Camaya main additive

"Emptiness".You know that feeling.Take, for example, your quadriceps workout.You feel good at first, powerful squatting in five sets.Then you go to zhimam legs, thighs, and then the traction.Oh, and thighs finished.You feel pretty wrinkled, but you need to work out another body part.This is not because your quads, now weakened, will prevent you from.This is a general feeling of fatigue, which will limit you in the course of several successive sets.Would you like to have a sense of fullness again.energy.prokachannostn ​​a very.you had during your first few sets of squats.

Yes, with an intelligent carbohydrate supplement you may be able to have his.Least.You can set aside or reduce fatigue.so as to be able to invest more effort in exploring your next body part.This means more reps.greater burden and greater muscle adaptation, this leads to increased muscle mass!

It is quite interesting.that with all these contradictions regarding protein supplements.carbohydrate drinks are so.that is effective in providing fuel for working muscles.Virtually every study.being done with solutions of carbohydrates in repetitive actions.demonstrated a positive effect.carbohydrate supplement works!

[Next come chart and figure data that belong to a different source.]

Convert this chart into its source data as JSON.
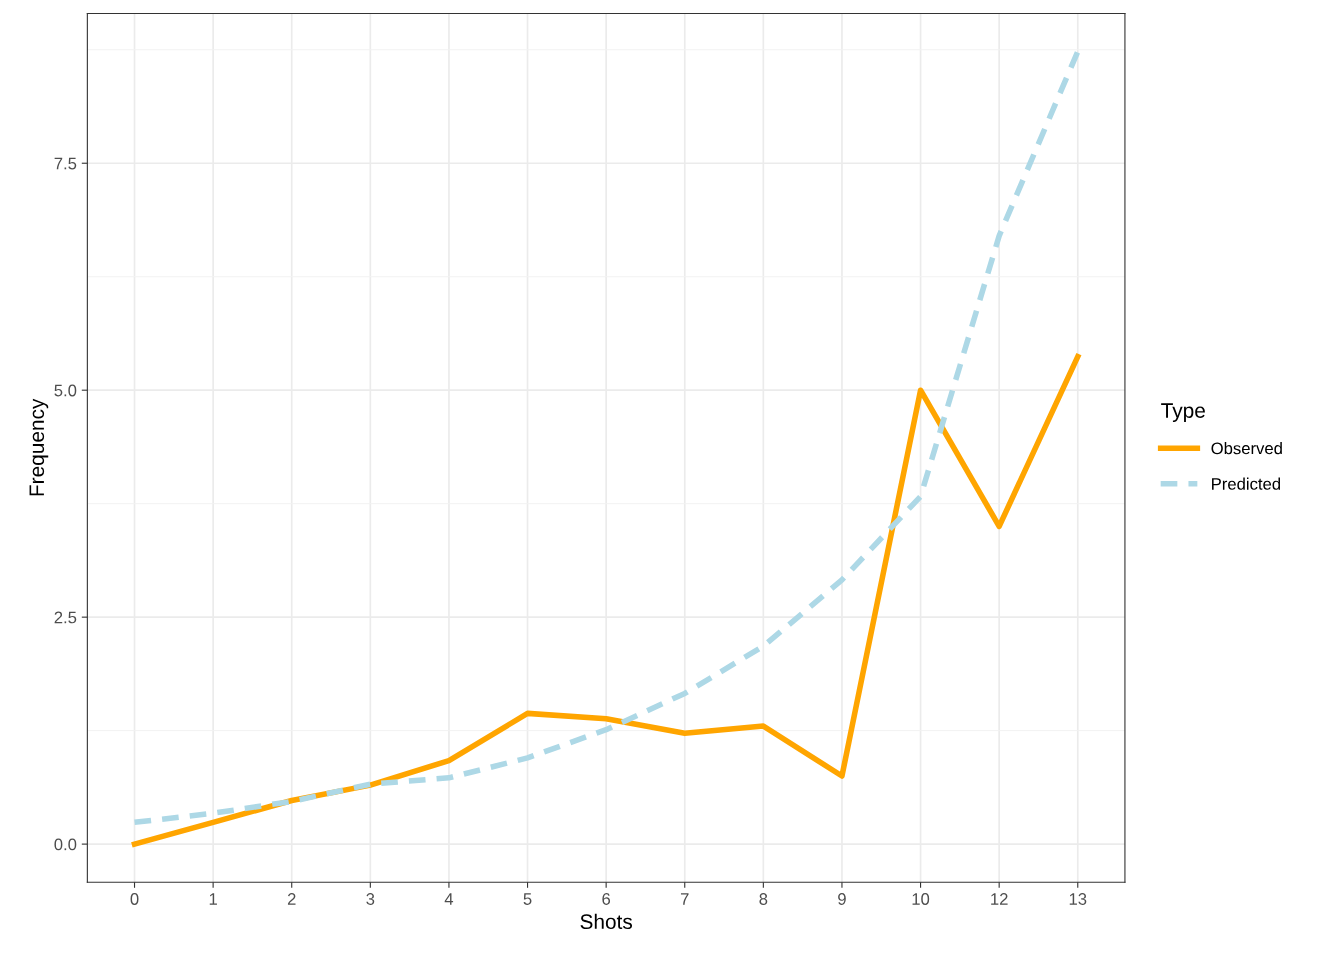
{
  "chart_data": {
    "type": "line",
    "xlabel": "Shots",
    "ylabel": "Frequency",
    "legend_title": "Type",
    "legend": "right",
    "grid": true,
    "categories": [
      "0",
      "1",
      "2",
      "3",
      "4",
      "5",
      "6",
      "7",
      "8",
      "9",
      "10",
      "12",
      "13"
    ],
    "ylim": [
      -0.42,
      9.15
    ],
    "yticks": [
      {
        "value": 0,
        "label": "0.0"
      },
      2.5,
      {
        "value": 5,
        "label": "5.0"
      },
      7.5
    ],
    "series": [
      {
        "name": "Observed",
        "color": "#ffa500",
        "line_style": "solid",
        "values": [
          0,
          0.24,
          0.48,
          0.65,
          0.92,
          1.44,
          1.38,
          1.22,
          1.3,
          0.75,
          5.0,
          3.5,
          5.37
        ]
      },
      {
        "name": "Predicted",
        "color": "#add8e6",
        "line_style": "dashed",
        "values": [
          0.24,
          0.34,
          0.47,
          0.66,
          0.73,
          0.95,
          1.26,
          1.66,
          2.18,
          2.91,
          3.83,
          6.7,
          8.73
        ]
      }
    ]
  }
}
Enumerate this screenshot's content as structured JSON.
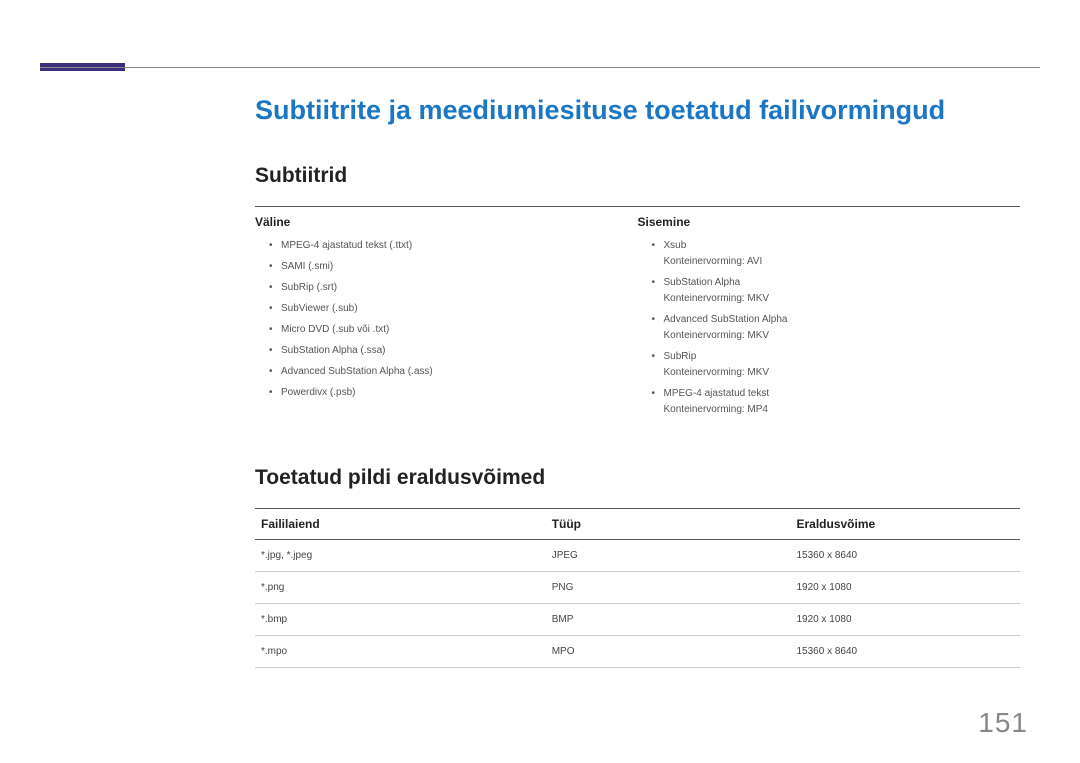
{
  "page": {
    "number": "151"
  },
  "title": "Subtiitrite ja meediumiesituse toetatud failivormingud",
  "section1": {
    "heading": "Subtiitrid",
    "col_left": {
      "header": "Väline",
      "items": [
        {
          "text": "MPEG-4 ajastatud tekst (.ttxt)"
        },
        {
          "text": "SAMI (.smi)"
        },
        {
          "text": "SubRip (.srt)"
        },
        {
          "text": "SubViewer (.sub)"
        },
        {
          "text": "Micro DVD (.sub või .txt)"
        },
        {
          "text": "SubStation Alpha (.ssa)"
        },
        {
          "text": "Advanced SubStation Alpha (.ass)"
        },
        {
          "text": "Powerdivx (.psb)"
        }
      ]
    },
    "col_right": {
      "header": "Sisemine",
      "items": [
        {
          "text": "Xsub",
          "sub": "Konteinervorming: AVI"
        },
        {
          "text": "SubStation Alpha",
          "sub": "Konteinervorming: MKV"
        },
        {
          "text": "Advanced SubStation Alpha",
          "sub": "Konteinervorming: MKV"
        },
        {
          "text": "SubRip",
          "sub": "Konteinervorming: MKV"
        },
        {
          "text": "MPEG-4 ajastatud tekst",
          "sub": "Konteinervorming: MP4"
        }
      ]
    }
  },
  "section2": {
    "heading": "Toetatud pildi eraldusvõimed",
    "columns": [
      "Faililaiend",
      "Tüüp",
      "Eraldusvõime"
    ],
    "col_widths": [
      "38%",
      "32%",
      "30%"
    ],
    "rows": [
      [
        "*.jpg, *.jpeg",
        "JPEG",
        "15360 x 8640"
      ],
      [
        "*.png",
        "PNG",
        "1920 x 1080"
      ],
      [
        "*.bmp",
        "BMP",
        "1920 x 1080"
      ],
      [
        "*.mpo",
        "MPO",
        "15360 x 8640"
      ]
    ]
  },
  "colors": {
    "title": "#1b77c4",
    "accent": "#3b2e7e"
  }
}
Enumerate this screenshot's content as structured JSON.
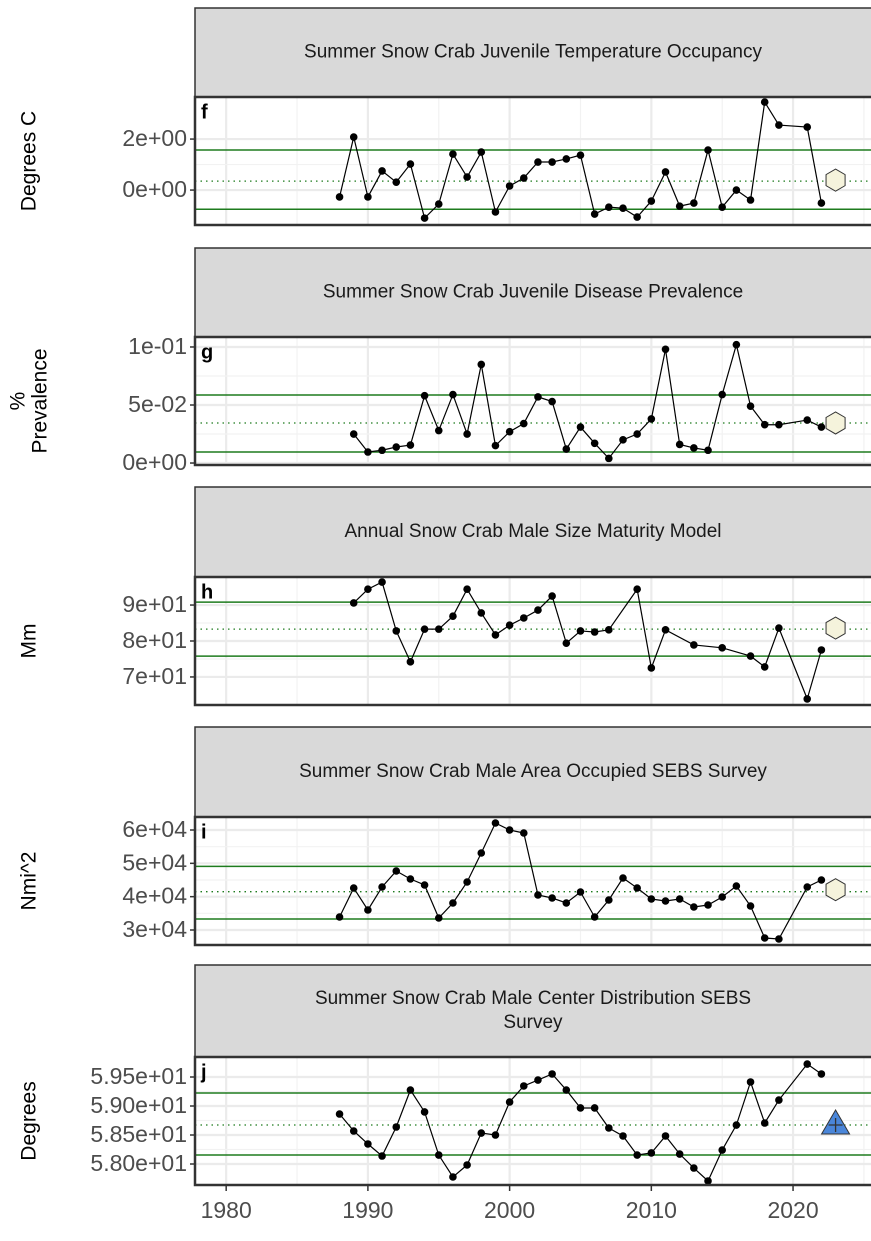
{
  "chart_data": [
    {
      "type": "line",
      "title": "Summer Snow Crab Juvenile Temperature Occupancy",
      "panel_label": "f",
      "ylabel": [
        "Degrees C"
      ],
      "x": [
        1988,
        1989,
        1990,
        1991,
        1992,
        1993,
        1994,
        1995,
        1996,
        1997,
        1998,
        1999,
        2000,
        2001,
        2002,
        2003,
        2004,
        2005,
        2006,
        2007,
        2008,
        2009,
        2010,
        2011,
        2012,
        2013,
        2014,
        2015,
        2016,
        2017,
        2018,
        2019,
        2021,
        2022
      ],
      "values": [
        -0.27,
        2.08,
        -0.27,
        0.75,
        0.31,
        1.02,
        -1.1,
        -0.55,
        1.41,
        0.51,
        1.49,
        -0.86,
        0.16,
        0.47,
        1.1,
        1.1,
        1.22,
        1.37,
        -0.94,
        -0.67,
        -0.71,
        -1.06,
        -0.43,
        0.71,
        -0.63,
        -0.51,
        1.57,
        -0.67,
        0,
        -0.39,
        3.45,
        2.55,
        2.47,
        -0.51
      ],
      "color": "#000000",
      "xlim": [
        1977.8,
        2025.5
      ],
      "ylim": [
        -1.37,
        3.65
      ],
      "yticks": [
        {
          "value": 0,
          "label": "0e+00"
        },
        {
          "value": 2,
          "label": "2e+00"
        }
      ],
      "ref_lines": [
        {
          "value": 1.57,
          "style": "solid"
        },
        {
          "value": -0.75,
          "style": "solid"
        },
        {
          "value": 0.35,
          "style": "dotted"
        }
      ],
      "ref_color": "#1e7b1e",
      "current": {
        "x": 2023,
        "value": 0.39,
        "shape": "hexagon",
        "color": "#f5f3dc"
      },
      "grid": true
    },
    {
      "type": "line",
      "title": "Summer Snow Crab Juvenile Disease Prevalence",
      "panel_label": "g",
      "ylabel": [
        "%",
        "Prevalence"
      ],
      "x": [
        1989,
        1990,
        1991,
        1992,
        1993,
        1994,
        1995,
        1996,
        1997,
        1998,
        1999,
        2000,
        2001,
        2002,
        2003,
        2004,
        2005,
        2006,
        2007,
        2008,
        2009,
        2010,
        2011,
        2012,
        2013,
        2014,
        2015,
        2016,
        2017,
        2018,
        2019,
        2021,
        2022
      ],
      "values": [
        0.025,
        0.0095,
        0.011,
        0.0138,
        0.0155,
        0.058,
        0.028,
        0.059,
        0.025,
        0.085,
        0.015,
        0.027,
        0.034,
        0.057,
        0.053,
        0.012,
        0.031,
        0.017,
        0.004,
        0.02,
        0.025,
        0.038,
        0.098,
        0.016,
        0.013,
        0.011,
        0.059,
        0.102,
        0.049,
        0.033,
        0.033,
        0.037,
        0.031
      ],
      "color": "#000000",
      "xlim": [
        1977.8,
        2025.5
      ],
      "ylim": [
        -0.0017,
        0.1086
      ],
      "yticks": [
        {
          "value": 0,
          "label": "0e+00"
        },
        {
          "value": 0.05,
          "label": "5e-02"
        },
        {
          "value": 0.1,
          "label": "1e-01"
        }
      ],
      "ref_lines": [
        {
          "value": 0.0586,
          "style": "solid"
        },
        {
          "value": 0.0095,
          "style": "solid"
        },
        {
          "value": 0.0345,
          "style": "dotted"
        }
      ],
      "ref_color": "#1e7b1e",
      "current": {
        "x": 2023,
        "value": 0.0345,
        "shape": "hexagon",
        "color": "#f5f3dc"
      },
      "grid": true
    },
    {
      "type": "line",
      "title": "Annual Snow Crab Male Size Maturity Model",
      "panel_label": "h",
      "ylabel": [
        "Mm"
      ],
      "x": [
        1989,
        1990,
        1991,
        1992,
        1993,
        1994,
        1995,
        1996,
        1997,
        1998,
        1999,
        2000,
        2001,
        2002,
        2003,
        2004,
        2005,
        2006,
        2007,
        2009,
        2010,
        2011,
        2013,
        2015,
        2017,
        2018,
        2019,
        2021,
        2022
      ],
      "values": [
        90.6,
        94.4,
        96.4,
        82.8,
        74.2,
        83.3,
        83.3,
        86.9,
        94.4,
        87.8,
        81.7,
        84.4,
        86.4,
        88.6,
        92.5,
        79.4,
        82.8,
        82.5,
        83.1,
        94.4,
        72.5,
        83.1,
        78.9,
        78.1,
        75.8,
        72.8,
        83.6,
        63.9,
        77.5
      ],
      "color": "#000000",
      "xlim": [
        1977.8,
        2025.5
      ],
      "ylim": [
        62.2,
        97.8
      ],
      "yticks": [
        {
          "value": 70,
          "label": "7e+01"
        },
        {
          "value": 80,
          "label": "8e+01"
        },
        {
          "value": 90,
          "label": "9e+01"
        }
      ],
      "ref_lines": [
        {
          "value": 90.8,
          "style": "solid"
        },
        {
          "value": 75.8,
          "style": "solid"
        },
        {
          "value": 83.3,
          "style": "dotted"
        }
      ],
      "ref_color": "#1e7b1e",
      "current": {
        "x": 2023,
        "value": 83.6,
        "shape": "hexagon",
        "color": "#f5f3dc"
      },
      "grid": true
    },
    {
      "type": "line",
      "title": "Summer Snow Crab Male Area Occupied SEBS Survey",
      "panel_label": "i",
      "ylabel": [
        "Nmi^2"
      ],
      "x": [
        1988,
        1989,
        1990,
        1991,
        1992,
        1993,
        1994,
        1995,
        1996,
        1997,
        1998,
        1999,
        2000,
        2001,
        2002,
        2003,
        2004,
        2005,
        2006,
        2007,
        2008,
        2009,
        2010,
        2011,
        2012,
        2013,
        2014,
        2015,
        2016,
        2017,
        2018,
        2019,
        2021,
        2022
      ],
      "values": [
        33900,
        42600,
        36000,
        42900,
        47700,
        45300,
        43500,
        33600,
        38100,
        44400,
        53100,
        62100,
        60000,
        59100,
        40500,
        39600,
        38100,
        41400,
        33900,
        39000,
        45600,
        42600,
        39300,
        38700,
        39300,
        36900,
        37500,
        39900,
        43200,
        37200,
        27600,
        27300,
        42900,
        45000
      ],
      "color": "#000000",
      "xlim": [
        1977.8,
        2025.5
      ],
      "ylim": [
        25500,
        63900
      ],
      "yticks": [
        {
          "value": 30000,
          "label": "3e+04"
        },
        {
          "value": 40000,
          "label": "4e+04"
        },
        {
          "value": 50000,
          "label": "5e+04"
        },
        {
          "value": 60000,
          "label": "6e+04"
        }
      ],
      "ref_lines": [
        {
          "value": 49100,
          "style": "solid"
        },
        {
          "value": 33300,
          "style": "solid"
        },
        {
          "value": 41500,
          "style": "dotted"
        }
      ],
      "ref_color": "#1e7b1e",
      "current": {
        "x": 2023,
        "value": 42100,
        "shape": "hexagon",
        "color": "#f5f3dc"
      },
      "grid": true
    },
    {
      "type": "line",
      "title": [
        "Summer Snow Crab Male Center Distribution SEBS",
        "Survey"
      ],
      "panel_label": "j",
      "ylabel": [
        "Degrees"
      ],
      "x": [
        1988,
        1989,
        1990,
        1991,
        1992,
        1993,
        1994,
        1995,
        1996,
        1997,
        1998,
        1999,
        2000,
        2001,
        2002,
        2003,
        2004,
        2005,
        2006,
        2007,
        2008,
        2009,
        2010,
        2011,
        2012,
        2013,
        2014,
        2015,
        2016,
        2017,
        2018,
        2019,
        2021,
        2022
      ],
      "values": [
        58.862,
        58.569,
        58.345,
        58.138,
        58.638,
        59.276,
        58.897,
        58.155,
        57.776,
        57.983,
        58.534,
        58.5,
        59.069,
        59.345,
        59.448,
        59.552,
        59.276,
        58.966,
        58.966,
        58.621,
        58.483,
        58.155,
        58.19,
        58.483,
        58.172,
        57.931,
        57.707,
        58.241,
        58.672,
        59.414,
        58.707,
        59.103,
        59.724,
        59.552
      ],
      "color": "#000000",
      "xlim": [
        1977.8,
        2025.5
      ],
      "ylim": [
        57.638,
        59.845
      ],
      "yticks": [
        {
          "value": 58.0,
          "label": "5.80e+01"
        },
        {
          "value": 58.5,
          "label": "5.85e+01"
        },
        {
          "value": 59.0,
          "label": "5.90e+01"
        },
        {
          "value": 59.5,
          "label": "5.95e+01"
        }
      ],
      "xticks": [
        1980,
        1990,
        2000,
        2010,
        2020
      ],
      "ref_lines": [
        {
          "value": 59.224,
          "style": "solid"
        },
        {
          "value": 58.155,
          "style": "solid"
        },
        {
          "value": 58.672,
          "style": "dotted"
        }
      ],
      "ref_color": "#1e7b1e",
      "current": {
        "x": 2023,
        "value": 58.69,
        "shape": "triangle",
        "color": "#4a86d9"
      },
      "grid": true
    }
  ]
}
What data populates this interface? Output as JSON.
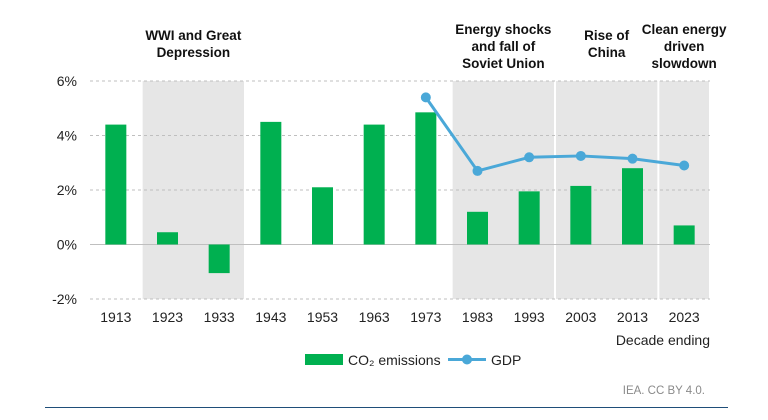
{
  "chart_data": {
    "type": "bar",
    "categories": [
      "1913",
      "1923",
      "1933",
      "1943",
      "1953",
      "1963",
      "1973",
      "1983",
      "1993",
      "2003",
      "2013",
      "2023"
    ],
    "series": [
      {
        "name": "CO₂ emissions",
        "kind": "bar",
        "color": "#00b050",
        "values": [
          4.4,
          0.45,
          -1.05,
          4.5,
          2.1,
          4.4,
          4.85,
          1.2,
          1.95,
          2.15,
          2.8,
          0.7
        ]
      },
      {
        "name": "GDP",
        "kind": "line",
        "color": "#4aa8d8",
        "values": [
          null,
          null,
          null,
          null,
          null,
          null,
          5.4,
          2.7,
          3.2,
          3.25,
          3.15,
          2.9
        ]
      }
    ],
    "ylim": [
      -2,
      6
    ],
    "yticks": [
      -2,
      0,
      2,
      4,
      6
    ],
    "ytick_labels": [
      "-2%",
      "0%",
      "2%",
      "4%",
      "6%"
    ],
    "xlabel": "Decade ending",
    "ylabel": "",
    "grid": "horizontal dashed",
    "legend_position": "bottom",
    "shaded_periods": [
      {
        "label": "WWI and Great Depression",
        "lines": [
          "WWI and Great",
          "Depression"
        ],
        "categories": [
          "1923",
          "1933"
        ]
      },
      {
        "label": "Energy shocks and fall of Soviet Union",
        "lines": [
          "Energy shocks",
          "and fall of",
          "Soviet Union"
        ],
        "categories": [
          "1983",
          "1993"
        ]
      },
      {
        "label": "Rise of China",
        "lines": [
          "Rise of",
          "China"
        ],
        "categories": [
          "2003",
          "2013"
        ]
      },
      {
        "label": "Clean energy driven slowdown",
        "lines": [
          "Clean energy",
          "driven",
          "slowdown"
        ],
        "categories": [
          "2023"
        ]
      }
    ],
    "shade_color": "#e6e6e6",
    "grid_color": "#bfbfbf"
  },
  "credit": "IEA. CC BY 4.0.",
  "footer_rule_color": "#1f4e79"
}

Yet few bodybuilders use this information to better and more effective workout.

Guide

Carbohydrate supplements are solutions.which are designed to maintain blood glucose levels.so that your glycogen levels did not have to fall too low to meet the energy needs of your muscles.The following instructions assume carbohydrate supplement.that you are training hard for a minimum of OH minutes.Here's what you need to know about these carbohydrate drinks:

1), commercially available mass of different types of drinks karbogpdratnyh.Of course, those that contain glucose polymers, are the best.These glucose polymers provide large amounts of carbohydrates available at a lower osmotic activity.Since the osmotic activity may interfere in the absorption.-These polymers will provide you with a higher concentration of glucose in the blood.when you need it;

2) You are solely responsible start drinking your carbohydrate drink within 10 minutes of your first set.If you drink it too early (more than 30 minutes or so before training).your body will react to an increase in insulin levels.When you start to exercise and your muscles, and insulin will remove glucose from your blood.Little time is needed to achieve the hypoglycemic condition.Nothing good.Release of insulin.of course.blocked during exercise.so that a good start to drink your carbohydrate drink right before exercise;

3) Your drink will be absorbed better.when it is cooled to about 40 degrees Fahrenheit (about 5 degrees Celsius);

4) In addition, your gastrointestinal tract can not absorb more than 50-75 g of glucose per hour.Overturning a full bottle at once will cause colic, as well as nausea;

5) You need to drink in small sips one half of a standard 16-ounce bottles in the first hour of your workout and training (of course.You should always drink water.when you exercise).Then mix the remaining half-bottle of water and drink it in the next hour.

If you've never tried carbohydrate drinks, try their.You'll have more energy during your workout.that would result in only more significant additions! You will understand that.that researchers had long known: carbohydrate drinks work! It is a fact.which can be as explicit.as new.muscular figure in your mirror.